Government regulation can be direct or indirect. Direct controls are drastic and discretionary measures taken by the government which affect the firm/industry at micro-level. These measures are necessary to control the activities of business which are at times imperfect in terms, for example, industrial licensing system was introduced by the government based on the rationale that in free market resources are not fairly allocated and hence must be regulated.
On the other hand, indirect regulations are made at macro-level and can be in form of monetary incentives, duties, penalties, rewards, grants, bail etc which indirectly affect the interests of industry.
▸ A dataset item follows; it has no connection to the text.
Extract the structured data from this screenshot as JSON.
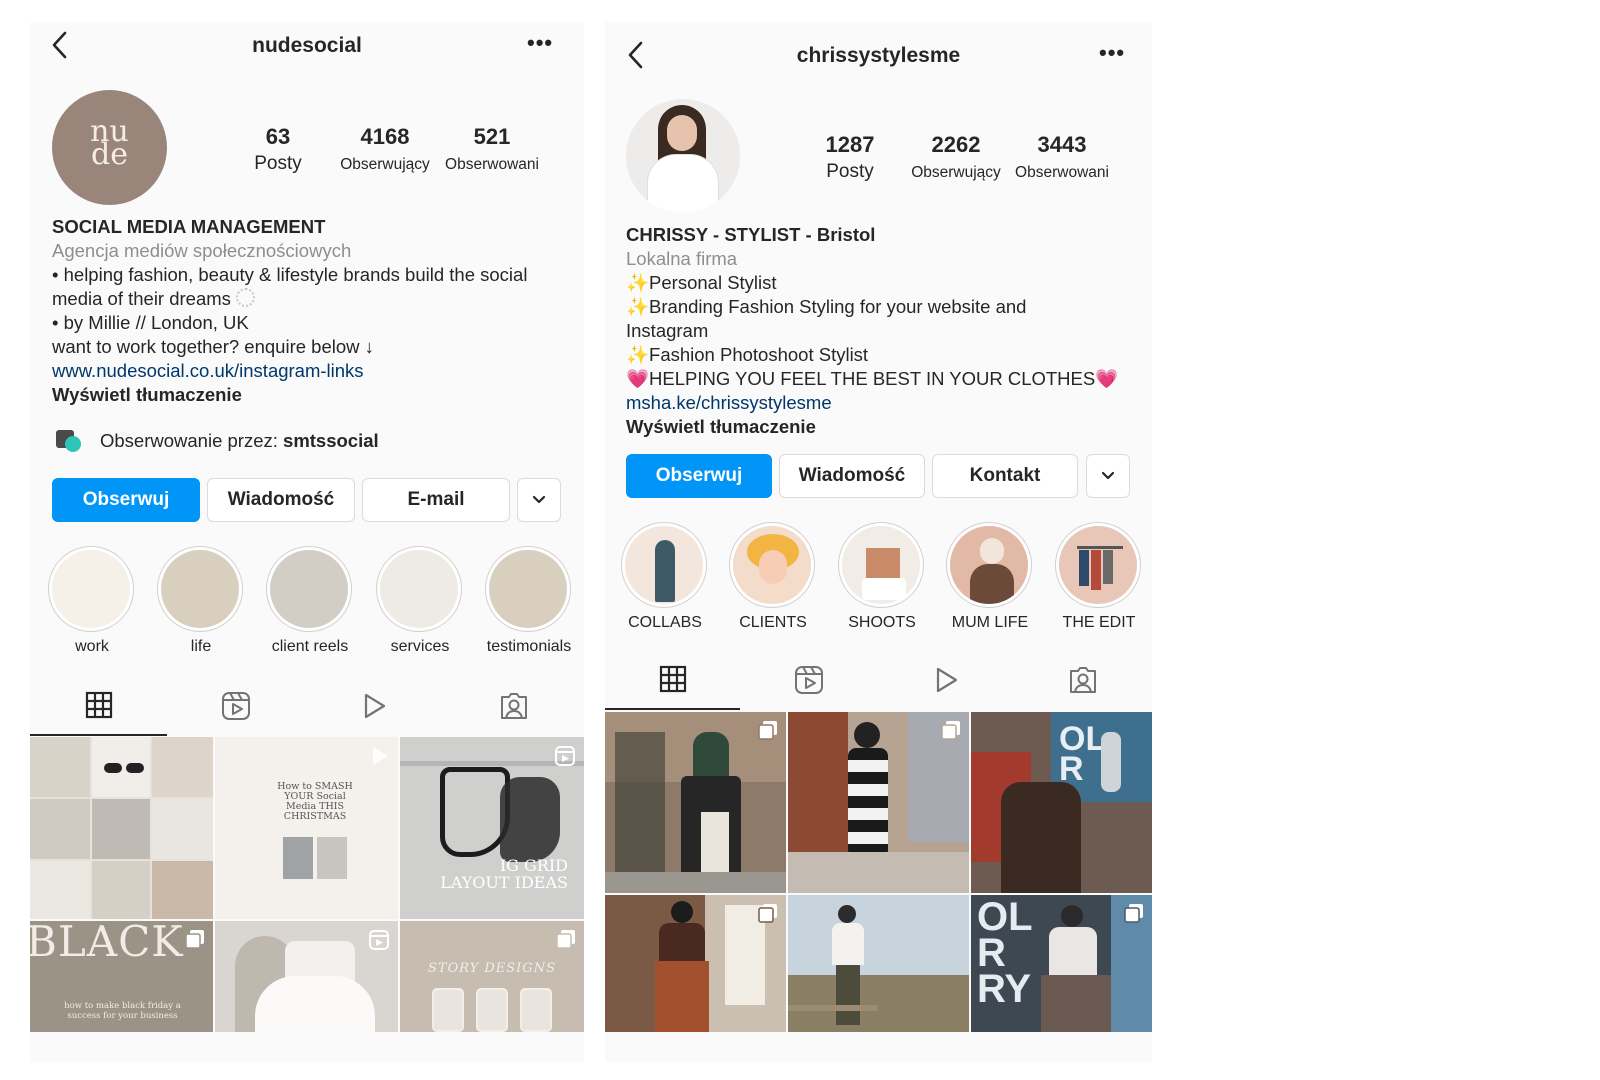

For example, to promote export-oriented units government gives various grants, cheap funds, tax-relief, duty exemptions, duty-cuts etc.
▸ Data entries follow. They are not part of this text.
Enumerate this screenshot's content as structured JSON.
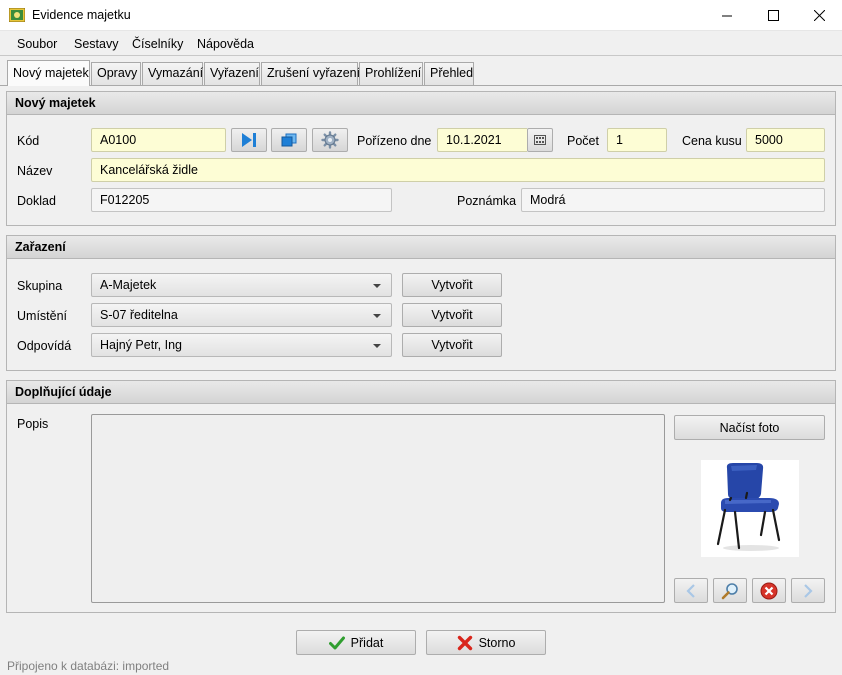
{
  "window": {
    "title": "Evidence majetku"
  },
  "menu": [
    "Soubor",
    "Sestavy",
    "Číselníky",
    "Nápověda"
  ],
  "tabs": [
    "Nový majetek",
    "Opravy",
    "Vymazání",
    "Vyřazení",
    "Zrušení vyřazení",
    "Prohlížení",
    "Přehled"
  ],
  "new_asset": {
    "header": "Nový majetek",
    "kod_label": "Kód",
    "kod_value": "A0100",
    "porizeno_label": "Pořízeno dne",
    "porizeno_value": "10.1.2021",
    "pocet_label": "Počet",
    "pocet_value": "1",
    "cena_label": "Cena kusu",
    "cena_value": "5000",
    "nazev_label": "Název",
    "nazev_value": "Kancelářská židle",
    "doklad_label": "Doklad",
    "doklad_value": "F012205",
    "poznamka_label": "Poznámka",
    "poznamka_value": "Modrá"
  },
  "classification": {
    "header": "Zařazení",
    "skupina_label": "Skupina",
    "skupina_value": "A-Majetek",
    "umisteni_label": "Umístění",
    "umisteni_value": "S-07 ředitelna",
    "odpovida_label": "Odpovídá",
    "odpovida_value": "Hajný Petr, Ing",
    "create_label": "Vytvořit"
  },
  "additional": {
    "header": "Doplňující údaje",
    "popis_label": "Popis",
    "popis_value": "",
    "load_photo_label": "Načíst foto"
  },
  "actions": {
    "add_label": "Přidat",
    "cancel_label": "Storno"
  },
  "status": "Připojeno k databázi: imported",
  "colors": {
    "required_field": "#fdfdd5",
    "accent_blue": "#1e7fd6",
    "chair_blue": "#2646a8"
  }
}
In India government regulates the way the firms conduct their business through various Acts, like:
- Industrial Development and Regulation Act, 1951,
- Securities Contract (Regulation) Act, 1956,
- Foreign Exchange Regulation Act (FERA), 1973,
- Foreign Trade (Development and Regulation) Act , 1992,
- Monopolistic and Restrictive Trade Practices Act, 1969,
- Companies Act, 1956 to name a few.
The government has passed several legislations to safeguard the interests of workers like:
- Minimum Wages Act, 1948,
- Factories Act, 1948,
- Payment of Wages Act, 1936,
- Payment of Bonus Act, 1965,
- Equal Remuneration Act, 1976,
- Employees State Insurance Act, 1948,
- Employee Deposit Linked Insurance Scheme, 1976,
- Employees Provident Funds and Miscellaneous Act, 1952,
- Industrial Dispute Act, 1947,
- Employees Pension Scheme, 1995,
- The payment of Gratuity Act, 1972,
- The industrial Employment (Standing Orders) Act, 1946 etc.
However, there are two important practical aspects of government regulations, firstly, regulation should not be excessive and secondly, regulation should be done efficiently.